En una entrevista dijo que para acabar un libro hay que ser muy obstinado. ¿Qué dice esa sentencia sobre usted y sus casi 40 novelas?
Recuerdo haber dicho algo así. Pero recuerdo también decir que algunas personas sienten que deben terminar un libro incluso si es malo o no lo están disfrutando. Yo no siento eso. Creo que si empiezas a leer un libro y te aburres, deberías tirarlo. La vida es demasiado corta y los libros son geniales, pero no quieres leer los malos. Deberías leer solo los buenos o, por lo menos, los buenos que te convengan.
Si bien al lector debe importarle el destino de los personajes para seguir pasando las páginas, ¿Qué pasa cuando al escritor no le importa un personaje en el proceso de escritura?
Necesitaría reescribirlo. No quiero tener un personaje en el libro al que nadie le importe. No me importa que odien al personaje y me gusta si lo aman, pero no quiero que sean indiferentes.
¿Qué busca usted en las novelas que lee?
Escribo las novelas que me gustaría leer, llenas de incidentes, con mucho suspenso, conflicto y muchísimo romance. Son la clase de libros que me gusta leer. Leo thrillers, me gusta mucho la literatura decimonónica de Inglaterra, Francia y Rusia, la edad de oro de la novela, empezando con Jane Austen. Me gusta la ciencia ficción, leo misterios de asesinatos y novelas políticas. No me gusta mucho la fantasía. No puedo leer a Tolkien, por ejemplo; no funciona conmigo.
Usted comentó que le había gustado leer “La tía Julia y el escribidor” de Mario Vargas Llosa. ¿Qué le interesó especialmente?
Es una muy buena novela sobre ser un novelista. Es la historia de un guionista de radio, pero bien podría ser la de un novelista. Había mucho que resonó conmigo. Pensé que era muy divertida y original. Nunca ha habido otra novela así.
Cuando los escritores de novela histórica del futuro escriban de nuestra época, ¿Cuál cree que sería el mejor género para hacerlo? ¿Un thriller? ¿Una comedia?

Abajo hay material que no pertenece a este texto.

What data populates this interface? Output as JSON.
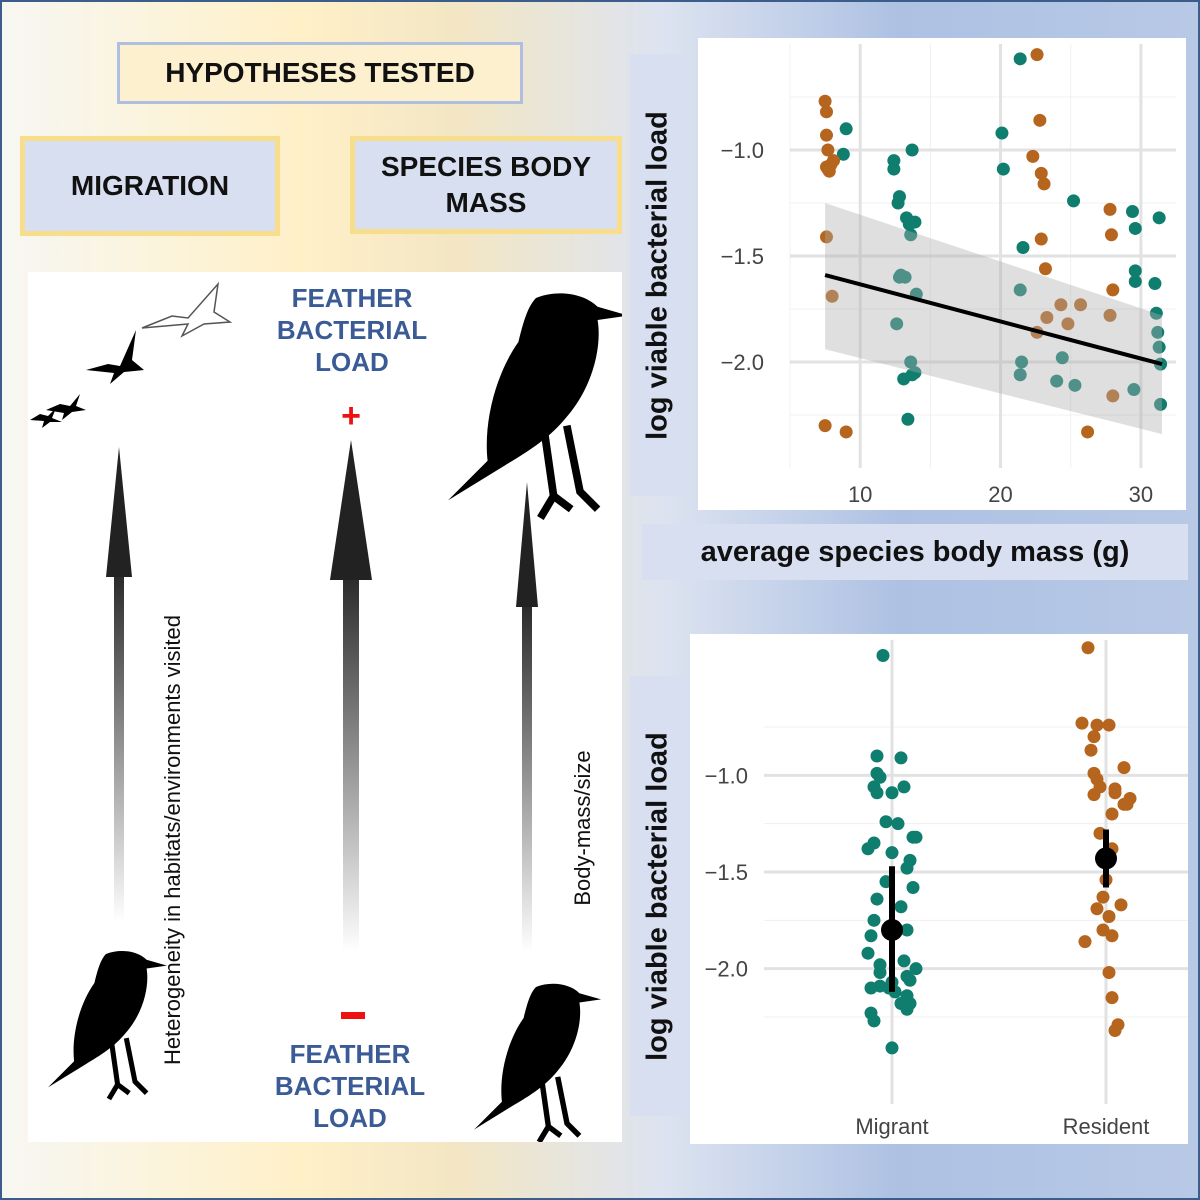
{
  "title": "HYPOTHESES TESTED",
  "hypotheses": {
    "migration": "MIGRATION",
    "body_mass": "SPECIES BODY MASS"
  },
  "diagram": {
    "feather_top": "FEATHER BACTERIAL LOAD",
    "feather_bottom": "FEATHER BACTERIAL LOAD",
    "plus_sign": "+",
    "minus_sign": "-",
    "axis_left": "Heterogeneity in habitats/environments visited",
    "axis_right": "Body-mass/size"
  },
  "colors": {
    "migrant": "#0f7e6e",
    "resident": "#b5651d",
    "fit": "#000000"
  },
  "chart_data": [
    {
      "type": "scatter",
      "ylabel": "log viable bacterial load",
      "xlabel": "average species body mass (g)",
      "xlim": [
        5,
        32.5
      ],
      "ylim": [
        -2.5,
        -0.5
      ],
      "xticks": [
        10,
        20,
        30
      ],
      "yticks": [
        -1.0,
        -1.5,
        -2.0
      ],
      "xtick_labels": [
        "10",
        "20",
        "30"
      ],
      "ytick_labels": [
        "−1.0",
        "−1.5",
        "−2.0"
      ],
      "grid": true,
      "fit_line": {
        "x": [
          7.5,
          31.5
        ],
        "y": [
          -1.59,
          -2.01
        ]
      },
      "confidence_band": {
        "x": [
          7.5,
          31.5
        ],
        "upper": [
          -1.25,
          -1.78
        ],
        "lower": [
          -1.94,
          -2.34
        ]
      },
      "series": [
        {
          "name": "Migrant",
          "x": [
            8.8,
            9.0,
            12.4,
            12.4,
            12.7,
            12.8,
            13.3,
            13.5,
            13.6,
            13.7,
            13.9,
            14.0,
            12.8,
            12.9,
            12.6,
            13.2,
            13.7,
            13.6,
            13.1,
            13.4,
            13.9,
            21.4,
            20.1,
            20.2,
            21.6,
            21.4,
            21.5,
            21.4,
            25.2,
            24.4,
            25.3,
            24.0,
            29.4,
            29.6,
            31.3,
            29.6,
            29.6,
            31.0,
            31.1,
            31.2,
            31.3,
            31.4,
            31.4,
            29.5
          ],
          "y": [
            -1.02,
            -0.9,
            -1.05,
            -1.09,
            -1.25,
            -1.22,
            -1.32,
            -1.35,
            -1.4,
            -1.0,
            -1.34,
            -1.68,
            -1.6,
            -1.59,
            -1.82,
            -1.6,
            -2.06,
            -2.0,
            -2.08,
            -2.27,
            -2.05,
            -0.57,
            -0.92,
            -1.09,
            -1.46,
            -1.66,
            -2.0,
            -2.06,
            -1.24,
            -1.98,
            -2.11,
            -2.09,
            -1.29,
            -1.37,
            -1.32,
            -1.57,
            -1.62,
            -1.63,
            -1.77,
            -1.86,
            -1.93,
            -2.01,
            -2.2,
            -2.13
          ]
        },
        {
          "name": "Resident",
          "x": [
            7.5,
            7.6,
            7.6,
            7.7,
            7.9,
            7.6,
            7.7,
            7.8,
            8.1,
            7.6,
            8.0,
            7.5,
            9.0,
            22.6,
            22.8,
            22.9,
            23.1,
            22.3,
            22.9,
            23.2,
            23.3,
            24.3,
            24.8,
            22.6,
            25.7,
            27.8,
            27.9,
            28.0,
            27.8,
            28.0,
            26.2
          ],
          "y": [
            -0.77,
            -0.82,
            -0.93,
            -1.0,
            -1.07,
            -1.08,
            -1.09,
            -1.1,
            -1.05,
            -1.41,
            -1.69,
            -2.3,
            -2.33,
            -0.55,
            -0.86,
            -1.11,
            -1.16,
            -1.03,
            -1.42,
            -1.56,
            -1.79,
            -1.73,
            -1.82,
            -1.86,
            -1.73,
            -1.28,
            -1.4,
            -1.66,
            -1.78,
            -2.16,
            -2.33
          ]
        }
      ]
    },
    {
      "type": "scatter",
      "ylabel": "log viable bacterial load",
      "categories": [
        "Migrant",
        "Resident"
      ],
      "ylim": [
        -2.7,
        -0.3
      ],
      "yticks": [
        -1.0,
        -1.5,
        -2.0
      ],
      "ytick_labels": [
        "−1.0",
        "−1.5",
        "−2.0"
      ],
      "grid": true,
      "summary": [
        {
          "category": "Migrant",
          "mean": -1.8,
          "lower": -2.12,
          "upper": -1.47
        },
        {
          "category": "Resident",
          "mean": -1.43,
          "lower": -1.58,
          "upper": -1.28
        }
      ],
      "series": [
        {
          "name": "Migrant",
          "x": [
            -0.03,
            -0.05,
            0.03,
            -0.05,
            -0.04,
            -0.06,
            0.04,
            -0.05,
            0.0,
            -0.02,
            0.02,
            0.07,
            -0.06,
            -0.08,
            0.08,
            0.0,
            0.06,
            0.05,
            -0.02,
            0.07,
            -0.05,
            0.03,
            -0.06,
            0.05,
            -0.07,
            -0.08,
            0.04,
            0.08,
            -0.04,
            0.05,
            0.0,
            -0.01,
            0.01,
            -0.04,
            0.05,
            0.06,
            -0.07,
            0.05,
            -0.06,
            0.03,
            -0.07,
            0.06,
            0.0,
            -0.04
          ],
          "y": [
            -0.38,
            -0.9,
            -0.91,
            -0.99,
            -1.01,
            -1.06,
            -1.06,
            -1.09,
            -1.09,
            -1.24,
            -1.25,
            -1.32,
            -1.35,
            -1.38,
            -1.32,
            -1.4,
            -1.44,
            -1.48,
            -1.55,
            -1.58,
            -1.64,
            -1.68,
            -1.75,
            -1.8,
            -1.83,
            -1.92,
            -1.96,
            -2.0,
            -2.02,
            -2.04,
            -2.07,
            -2.1,
            -2.12,
            -2.09,
            -2.14,
            -2.18,
            -2.23,
            -2.21,
            -2.27,
            -2.18,
            -2.1,
            -2.06,
            -2.41,
            -1.98
          ]
        },
        {
          "name": "Resident",
          "x": [
            -0.06,
            -0.08,
            -0.03,
            0.01,
            -0.04,
            -0.05,
            0.06,
            -0.04,
            -0.03,
            -0.02,
            0.03,
            0.03,
            -0.04,
            0.08,
            0.06,
            0.07,
            0.02,
            -0.02,
            0.02,
            0.0,
            -0.01,
            0.05,
            -0.03,
            0.01,
            -0.01,
            0.02,
            -0.07,
            0.01,
            0.02,
            0.04,
            0.03
          ],
          "y": [
            -0.34,
            -0.73,
            -0.74,
            -0.74,
            -0.8,
            -0.87,
            -0.96,
            -0.99,
            -1.02,
            -1.06,
            -1.07,
            -1.09,
            -1.1,
            -1.12,
            -1.15,
            -1.15,
            -1.2,
            -1.3,
            -1.38,
            -1.54,
            -1.63,
            -1.67,
            -1.69,
            -1.73,
            -1.8,
            -1.83,
            -1.86,
            -2.02,
            -2.15,
            -2.29,
            -2.32
          ]
        }
      ]
    }
  ]
}
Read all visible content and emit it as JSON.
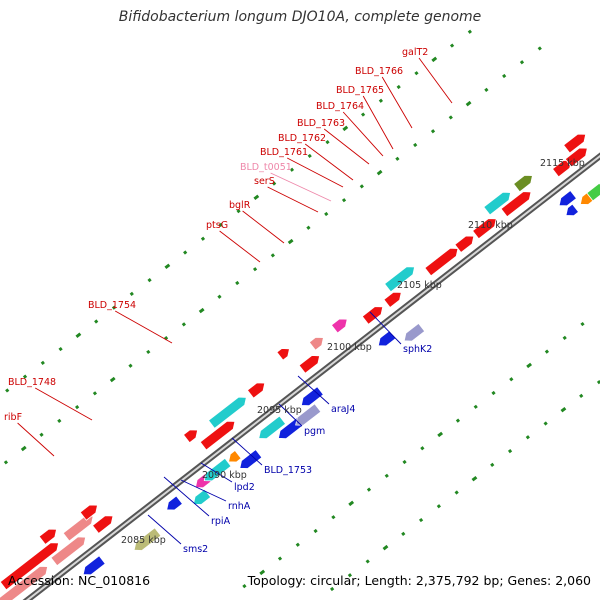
{
  "title": "Bifidobacterium longum DJO10A, complete genome",
  "footer": {
    "accession": "Accession: NC_010816",
    "summary": "Topology: circular; Length: 2,375,792 bp; Genes: 2,060"
  },
  "colors": {
    "red": "#ee1111",
    "cyan": "#22cccc",
    "blue": "#1122dd",
    "pink": "#ee8888",
    "olive": "#6b8e23",
    "green": "#44cc44",
    "orange": "#ff8800",
    "magenta": "#ee33aa",
    "khaki": "#bbbb77",
    "lavender": "#9999cc",
    "tick": "#228822",
    "label_top": "#cc0000",
    "label_light": "#ee88aa",
    "label_bottom": "#0000aa"
  },
  "scale_labels": [
    "2085 kbp",
    "2090 kbp",
    "2095 kbp",
    "2100 kbp",
    "2105 kbp",
    "2110 kbp",
    "2115 kbp"
  ],
  "gene_labels_top": [
    "ribF",
    "BLD_1748",
    "BLD_1754",
    "ptsG",
    "bglR",
    "serS",
    "BLD_t0051",
    "BLD_1761",
    "BLD_1762",
    "BLD_1763",
    "BLD_1764",
    "BLD_1765",
    "BLD_1766",
    "galT2"
  ],
  "gene_labels_bottom": [
    "sms2",
    "rpiA",
    "rnhA",
    "lpd2",
    "BLD_1753",
    "pgm",
    "araJ4",
    "sphK2"
  ]
}
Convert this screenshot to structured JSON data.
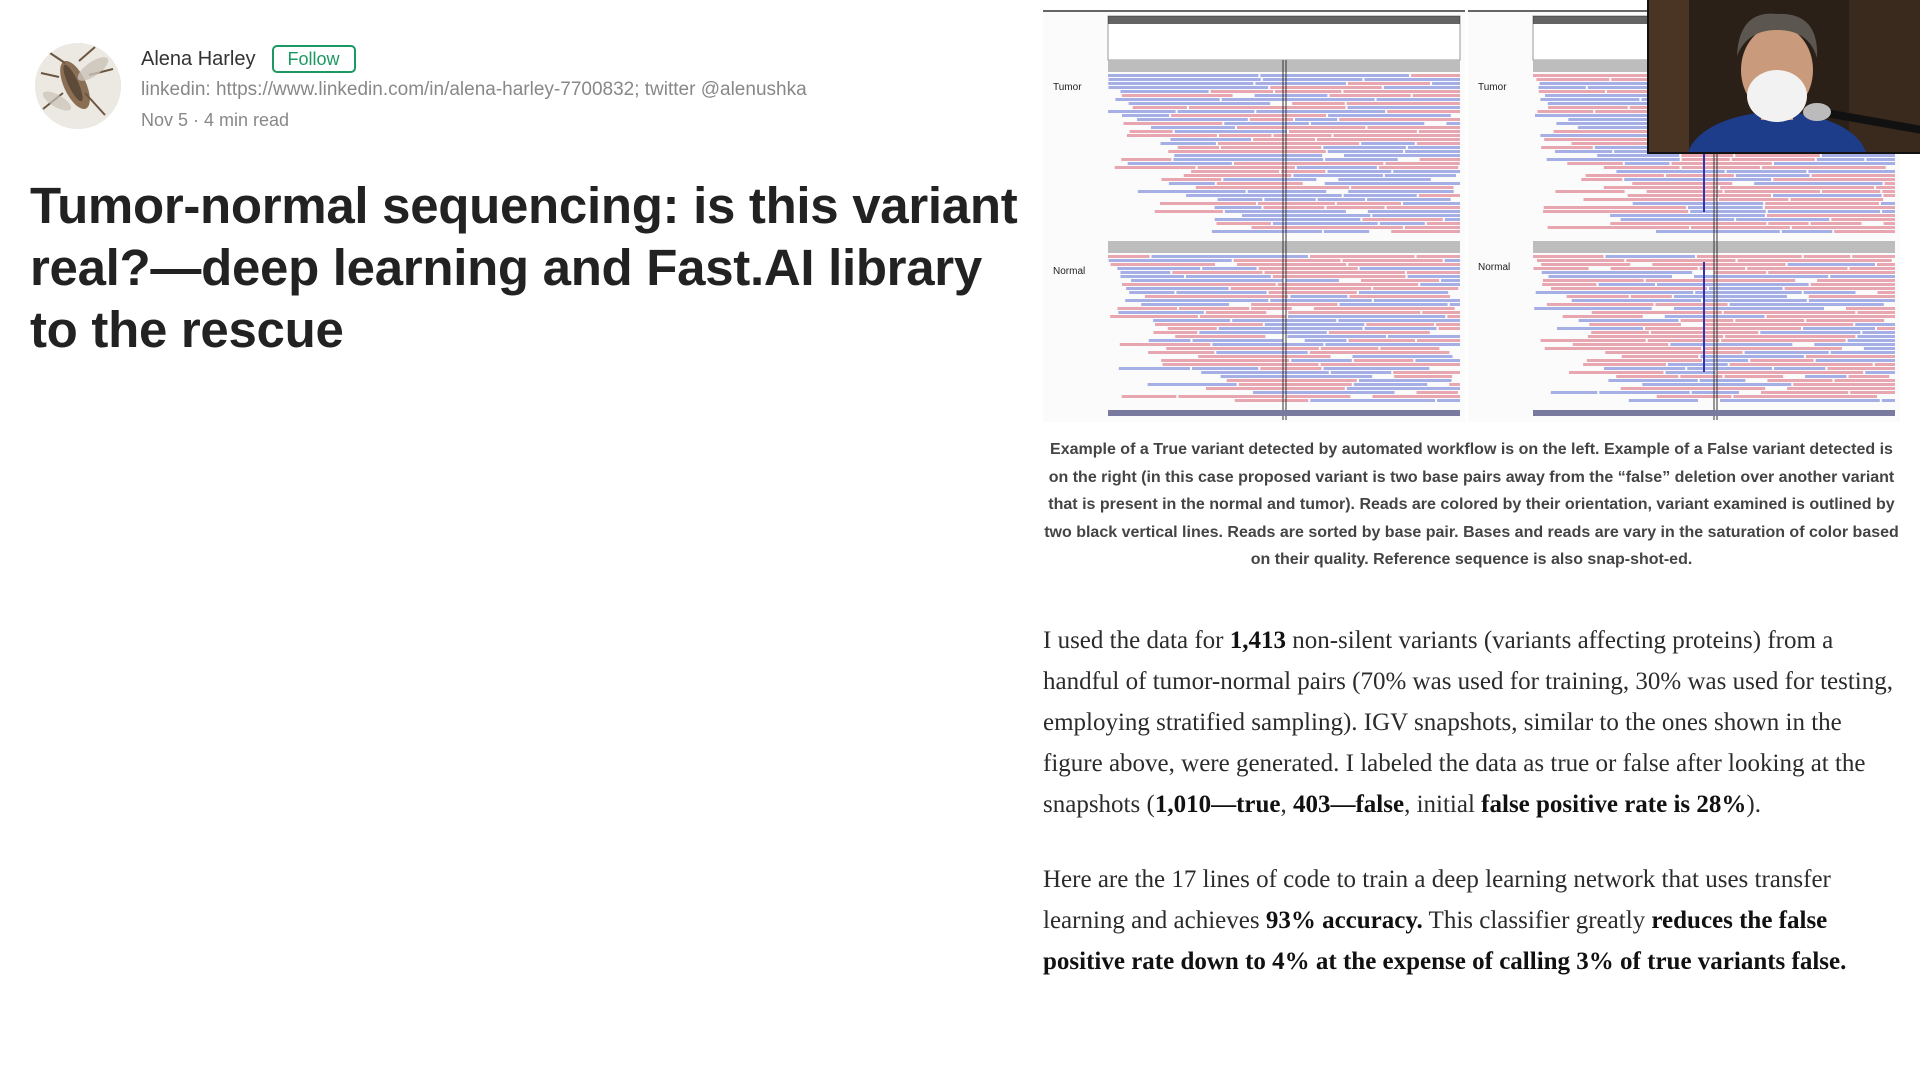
{
  "author": {
    "name": "Alena Harley",
    "follow_label": "Follow",
    "social": "linkedin: https://www.linkedin.com/in/alena-harley-7700832; twitter @alenushka",
    "date_read": "Nov 5 · 4 min read"
  },
  "article": {
    "title": "Tumor-normal sequencing: is this variant real?—deep learning and Fast.AI library to the rescue"
  },
  "figure": {
    "panel_left": {
      "track_top": "Tumor",
      "track_bottom": "Normal"
    },
    "panel_right": {
      "track_top": "Tumor",
      "track_bottom": "Normal"
    },
    "caption": "Example of a True variant detected by automated workflow is on the left. Example of a False variant detected is on the right (in this case proposed variant is two base pairs away from the “false” deletion over another variant that is present in the normal and tumor). Reads are colored by their orientation, variant examined is outlined by two black vertical lines. Reads are sorted by base pair. Bases and reads are vary in the saturation of color based on their quality. Reference sequence is also snap-shot-ed.",
    "colors": {
      "forward_read": "#e8a7b0",
      "reverse_read": "#a6aee6",
      "coverage": "#bdbdbd"
    }
  },
  "body": {
    "p1": {
      "t1": "I used the data for ",
      "b1": "1,413",
      "t2": " non-silent variants (variants affecting proteins) from a handful of tumor-normal pairs (70% was used for training, 30% was used for testing, employing stratified sampling). IGV snapshots, similar to the ones shown in the figure above, were generated. I labeled the data as true or false after looking at the snapshots (",
      "b2": "1,010—true",
      "t3": ", ",
      "b3": "403—false",
      "t4": ", initial ",
      "b4": "false positive rate is 28%",
      "t5": ")."
    },
    "p2": {
      "t1": "Here are the 17 lines of code to train a deep learning network that uses transfer learning and achieves ",
      "b1": "93% accuracy.",
      "t2": " This classifier greatly ",
      "b2": "reduces the false positive rate down to 4% at the expense of calling 3% of true variants false."
    }
  }
}
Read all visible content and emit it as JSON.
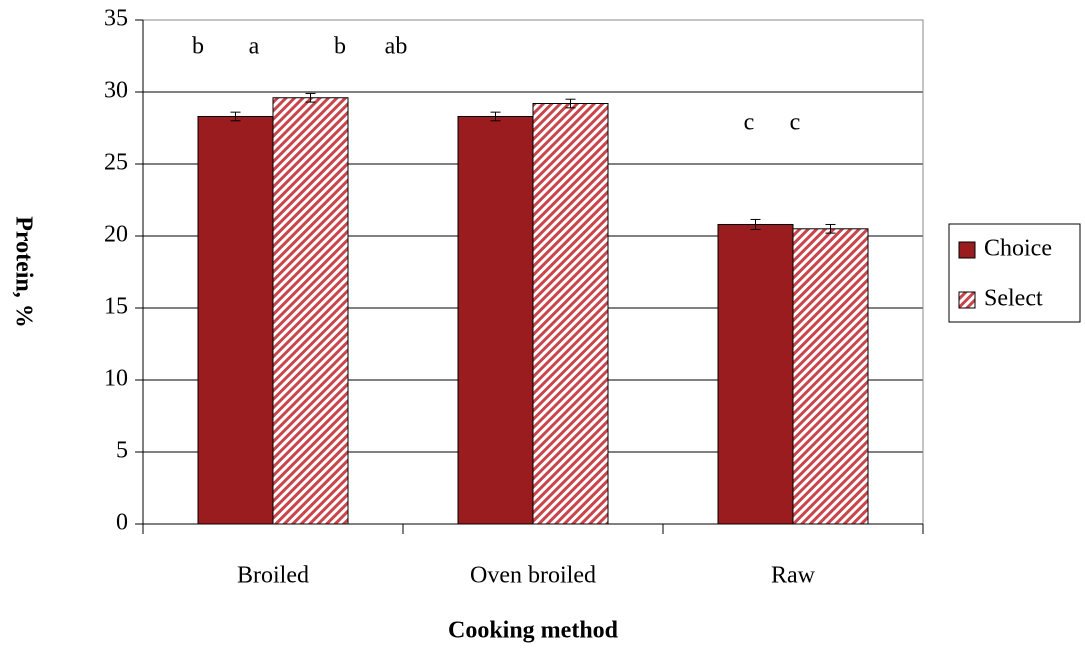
{
  "chart_data": {
    "type": "bar",
    "xlabel": "Cooking method",
    "ylabel": "Protein, %",
    "categories": [
      "Broiled",
      "Oven broiled",
      "Raw"
    ],
    "series": [
      {
        "name": "Choice",
        "color": "#9b1c1f",
        "values": [
          28.3,
          28.3,
          20.8
        ],
        "errors": [
          0.3,
          0.3,
          0.35
        ]
      },
      {
        "name": "Select",
        "color": "#c8464b",
        "pattern": "hatch",
        "values": [
          29.6,
          29.2,
          20.5
        ],
        "errors": [
          0.3,
          0.3,
          0.3
        ]
      }
    ],
    "ylim": [
      0,
      35
    ],
    "yticks": [
      0,
      5,
      10,
      15,
      20,
      25,
      30,
      35
    ],
    "grid": true,
    "legend": "right",
    "annotations": [
      "b",
      "a",
      "b",
      "ab",
      "c",
      "c"
    ]
  }
}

No lo sé. Pero cuando la gente examine nuestro tiempo se reirá de nosotros. Verá cómo tiramos pantalones jeans en perfecto estado para comprar nuevos que han sido tratados para que parezcan viejos y desgastados. Van a pensar que éramos muy extraños. ¿No te parece que es extraño?
¿Y usted se deshace de sus jeans buenos?
Sí, lo hago. Cuando las cosas pasan de moda, las regalo...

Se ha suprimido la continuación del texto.